Jusqu'à présent, Bernard Godefroy était resté silencieux sur le devenir de GM&S... En retrait, ne confiant que rarement son désarroi. Aujourd'hui, il voudrait pouvoir agir pour aider les ouvriers... et le repreneur. 



Louis Roussel :  GM&S, c'est entreprise que vous avez créée c'était en 1963, avec votre beau-père Monsieur Devienne. À l'époque, elle s'appelait la Socomec à La Souterraine et vous fabriquiez des patinettes. Une entreprise que vous avez développée jusqu'en 1991, puis vous l'avez vendue. Il y avait alors 1200 salariés dans cette entreprise. Quel regard portez-vous sur ce qui se passe aujourd'hui dans cette entreprise ?

Bernard Godefroy : J'ai beaucoup de regrets de voir cette entreprise dépérir par tout ce qui a pu se passer avec les différents repreneurs. Le premier repreneur, le second repreneur qui a essayé de remettre sur rail, ensuite tous les autres, dont on ne connaît même plus les noms mais qui ont fait de cette entreprise une misère. Donc, aujourd'hui,  c'est vraiment la tristesse et le dégoût.
C'est détruit, puisqu'on n'a plus la niaque qu'on a eue pour faire, pour travailler… Je dois remercier tous mes salariés, tous mes gens, qui ont travaillé avec moi et qui se sont donnés complètement à l'entreprise. C'est cela la grosse chose triste de ce moment.
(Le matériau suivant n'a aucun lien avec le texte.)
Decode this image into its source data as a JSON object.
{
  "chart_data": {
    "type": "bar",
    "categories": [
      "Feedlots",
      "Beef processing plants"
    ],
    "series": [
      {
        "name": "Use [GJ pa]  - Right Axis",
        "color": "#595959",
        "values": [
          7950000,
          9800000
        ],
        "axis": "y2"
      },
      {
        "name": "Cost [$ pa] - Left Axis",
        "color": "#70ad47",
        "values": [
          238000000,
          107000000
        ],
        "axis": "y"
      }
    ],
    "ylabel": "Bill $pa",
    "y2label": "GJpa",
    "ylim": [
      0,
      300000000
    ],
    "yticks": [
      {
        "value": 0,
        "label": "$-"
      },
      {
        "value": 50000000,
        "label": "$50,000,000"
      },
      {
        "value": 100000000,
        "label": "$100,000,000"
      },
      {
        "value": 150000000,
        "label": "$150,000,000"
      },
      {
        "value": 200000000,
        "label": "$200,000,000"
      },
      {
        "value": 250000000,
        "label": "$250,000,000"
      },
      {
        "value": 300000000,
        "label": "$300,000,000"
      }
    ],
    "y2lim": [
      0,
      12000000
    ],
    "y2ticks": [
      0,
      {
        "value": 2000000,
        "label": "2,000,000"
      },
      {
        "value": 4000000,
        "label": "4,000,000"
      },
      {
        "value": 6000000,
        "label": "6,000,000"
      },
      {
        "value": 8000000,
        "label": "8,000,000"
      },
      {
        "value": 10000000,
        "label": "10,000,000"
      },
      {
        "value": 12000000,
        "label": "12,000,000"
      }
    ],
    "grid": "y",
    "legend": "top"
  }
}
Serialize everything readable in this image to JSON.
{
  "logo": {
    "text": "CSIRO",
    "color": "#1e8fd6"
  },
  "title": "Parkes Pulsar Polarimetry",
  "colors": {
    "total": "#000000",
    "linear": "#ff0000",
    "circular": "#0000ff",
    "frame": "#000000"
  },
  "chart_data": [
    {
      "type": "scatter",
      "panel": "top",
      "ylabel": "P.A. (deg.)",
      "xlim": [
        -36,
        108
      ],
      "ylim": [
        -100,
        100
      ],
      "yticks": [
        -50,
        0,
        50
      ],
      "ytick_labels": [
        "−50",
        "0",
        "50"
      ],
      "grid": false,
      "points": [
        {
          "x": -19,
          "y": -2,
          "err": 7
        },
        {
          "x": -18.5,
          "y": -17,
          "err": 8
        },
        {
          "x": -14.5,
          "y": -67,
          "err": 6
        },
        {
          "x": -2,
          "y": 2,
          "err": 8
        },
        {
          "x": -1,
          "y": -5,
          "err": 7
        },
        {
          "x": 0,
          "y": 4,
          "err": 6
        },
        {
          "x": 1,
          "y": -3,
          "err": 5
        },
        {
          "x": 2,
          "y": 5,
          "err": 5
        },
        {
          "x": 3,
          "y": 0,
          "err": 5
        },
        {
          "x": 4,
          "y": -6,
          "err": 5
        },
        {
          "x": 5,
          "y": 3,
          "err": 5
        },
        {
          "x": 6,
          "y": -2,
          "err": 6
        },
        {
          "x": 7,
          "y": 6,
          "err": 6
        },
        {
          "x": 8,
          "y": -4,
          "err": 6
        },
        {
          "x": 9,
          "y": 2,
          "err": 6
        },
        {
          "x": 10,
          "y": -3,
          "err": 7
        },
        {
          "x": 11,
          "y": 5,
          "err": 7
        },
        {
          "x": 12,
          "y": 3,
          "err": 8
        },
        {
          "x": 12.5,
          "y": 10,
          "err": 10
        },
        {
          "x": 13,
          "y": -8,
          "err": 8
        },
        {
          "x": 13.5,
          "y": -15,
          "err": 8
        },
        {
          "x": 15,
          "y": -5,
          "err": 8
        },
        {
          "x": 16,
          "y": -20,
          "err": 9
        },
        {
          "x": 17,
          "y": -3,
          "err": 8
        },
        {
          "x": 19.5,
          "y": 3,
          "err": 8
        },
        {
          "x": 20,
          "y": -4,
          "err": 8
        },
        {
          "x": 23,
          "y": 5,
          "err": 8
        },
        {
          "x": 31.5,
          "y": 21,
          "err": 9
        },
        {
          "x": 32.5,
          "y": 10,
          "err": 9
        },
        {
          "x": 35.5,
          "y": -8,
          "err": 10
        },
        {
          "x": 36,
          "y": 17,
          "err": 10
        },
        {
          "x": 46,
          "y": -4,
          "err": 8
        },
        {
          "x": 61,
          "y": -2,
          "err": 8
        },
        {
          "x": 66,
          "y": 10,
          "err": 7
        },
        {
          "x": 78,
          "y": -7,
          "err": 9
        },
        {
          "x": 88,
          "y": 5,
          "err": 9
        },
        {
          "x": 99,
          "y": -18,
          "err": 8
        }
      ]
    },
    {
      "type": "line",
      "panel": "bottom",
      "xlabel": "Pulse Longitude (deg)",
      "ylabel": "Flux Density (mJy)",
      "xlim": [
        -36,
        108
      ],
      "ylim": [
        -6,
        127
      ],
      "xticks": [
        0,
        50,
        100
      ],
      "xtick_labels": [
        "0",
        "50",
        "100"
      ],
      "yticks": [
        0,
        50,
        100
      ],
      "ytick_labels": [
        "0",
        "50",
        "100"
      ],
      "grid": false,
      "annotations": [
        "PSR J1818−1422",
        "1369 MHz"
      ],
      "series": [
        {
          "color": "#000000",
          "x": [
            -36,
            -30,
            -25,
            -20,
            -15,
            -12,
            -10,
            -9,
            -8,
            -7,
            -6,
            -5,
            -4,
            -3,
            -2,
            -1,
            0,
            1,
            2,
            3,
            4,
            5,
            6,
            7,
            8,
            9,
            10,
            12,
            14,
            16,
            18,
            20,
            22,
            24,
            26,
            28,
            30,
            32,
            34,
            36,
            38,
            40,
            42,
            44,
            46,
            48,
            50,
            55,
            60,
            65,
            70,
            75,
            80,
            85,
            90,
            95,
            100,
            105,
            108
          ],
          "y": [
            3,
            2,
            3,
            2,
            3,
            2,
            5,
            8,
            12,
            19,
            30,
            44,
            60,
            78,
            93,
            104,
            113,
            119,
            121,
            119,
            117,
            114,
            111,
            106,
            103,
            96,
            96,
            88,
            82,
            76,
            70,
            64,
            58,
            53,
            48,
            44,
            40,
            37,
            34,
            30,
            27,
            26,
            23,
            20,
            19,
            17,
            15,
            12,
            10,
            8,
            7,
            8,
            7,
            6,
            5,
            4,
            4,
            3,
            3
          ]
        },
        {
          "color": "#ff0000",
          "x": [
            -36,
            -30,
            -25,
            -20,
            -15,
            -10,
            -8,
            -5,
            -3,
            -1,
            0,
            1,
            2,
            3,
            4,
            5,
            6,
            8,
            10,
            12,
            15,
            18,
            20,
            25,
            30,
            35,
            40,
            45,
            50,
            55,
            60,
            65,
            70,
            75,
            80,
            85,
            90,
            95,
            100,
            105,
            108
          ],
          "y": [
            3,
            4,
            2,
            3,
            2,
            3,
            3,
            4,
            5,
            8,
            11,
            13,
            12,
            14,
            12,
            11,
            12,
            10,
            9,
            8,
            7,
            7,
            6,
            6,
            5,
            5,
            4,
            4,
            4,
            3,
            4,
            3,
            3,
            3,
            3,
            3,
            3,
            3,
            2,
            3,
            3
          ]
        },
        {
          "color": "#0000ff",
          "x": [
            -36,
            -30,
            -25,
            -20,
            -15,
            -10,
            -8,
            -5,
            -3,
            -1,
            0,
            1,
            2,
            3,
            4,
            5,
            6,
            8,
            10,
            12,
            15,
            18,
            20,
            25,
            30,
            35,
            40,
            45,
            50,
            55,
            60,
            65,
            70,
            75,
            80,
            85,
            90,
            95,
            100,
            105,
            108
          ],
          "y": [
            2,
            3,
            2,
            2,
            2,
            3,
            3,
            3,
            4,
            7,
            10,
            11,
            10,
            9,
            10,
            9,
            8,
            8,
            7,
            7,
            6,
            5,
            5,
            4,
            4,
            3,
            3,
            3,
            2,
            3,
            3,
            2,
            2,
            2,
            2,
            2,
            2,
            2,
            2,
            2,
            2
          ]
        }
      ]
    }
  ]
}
Louis Roussel : Quel regard portez-vous sur ce qui arrive aujourd'hui à ces hommes, ces ouvriers ? Pour certains, c'est vous qui les avez embauchés il y a 25 ans…

Bernard Godefroy : Oui absolument, je vous le confirme, il y en a beaucoup. La moyenne d'âge de Socomec en 80-85 était de 30 ans. Alors faites le calcul. C'est vrai que tous ces gens ont été embauchés par Bernard Godefroy...  et ses services, puisque je n'ai pas embauché tout le monde, il y  avait quand même des gens qui s'occupaient du recrutement !

Ces gens-là, c'est un grand malheur pour eux parce qu'ils n'ont plus rien. Que peuvent-ils espérer  aujourd'hui dans cette entreprise… ?  La reprise ? Il faut espérer qu'elle puisse se faire avec 120 personnes et qu'on puisse avoir un rebond et que ce repreneur, monsieur Martineau, puisse arriver à remettre une activité correcte dans ce site.  Malheureusement,  à 120,  je pense que ça ne tiendra pas,  donc il faut qu'il retrouve de l'activité,  il faut qu'il retrouve des commandes mais ça, ça ne tient qu'à lui. Moi je ne peux pas intervenir. 

Louis Roussel : Vous vivez  aujourd'hui à quelques kilomètres de l'entreprise que vous avez créée. Est-ce qu'il vous arrive de repasser devant ?

Bernard Godefroy : Oui,  je passe de temps en temps, mais ce n'est pas un lieu devant lequel j'aime passer. J'y passe mais c'est dur, parce que dans mon temps, comme on va dire, je rentrais en permanence. Que ce soit le jour ou la nuit, j'y étais en permanence,  je passais, je saluais mes gens et tout allait bien. 

Louis Roussel : Merci beaucoup Bernard Godefroy de vous être exprimé aujourd'hui sur ce dossier GM&S.

Bernard Godefroy : Excusez-moi, mais je ne voulais pas le faire jusque-là. Je ne voulais pas le faire parce que j'ai tellement de respect pour tous ces hommes aujourd'hui. Ce que je voudrais, c'est pouvoir les aider et si je peux aider, je l'ai déjà dit,  mais si je peux aider, je reste à la disposition du repreneur pour voir ou faire quelque chose.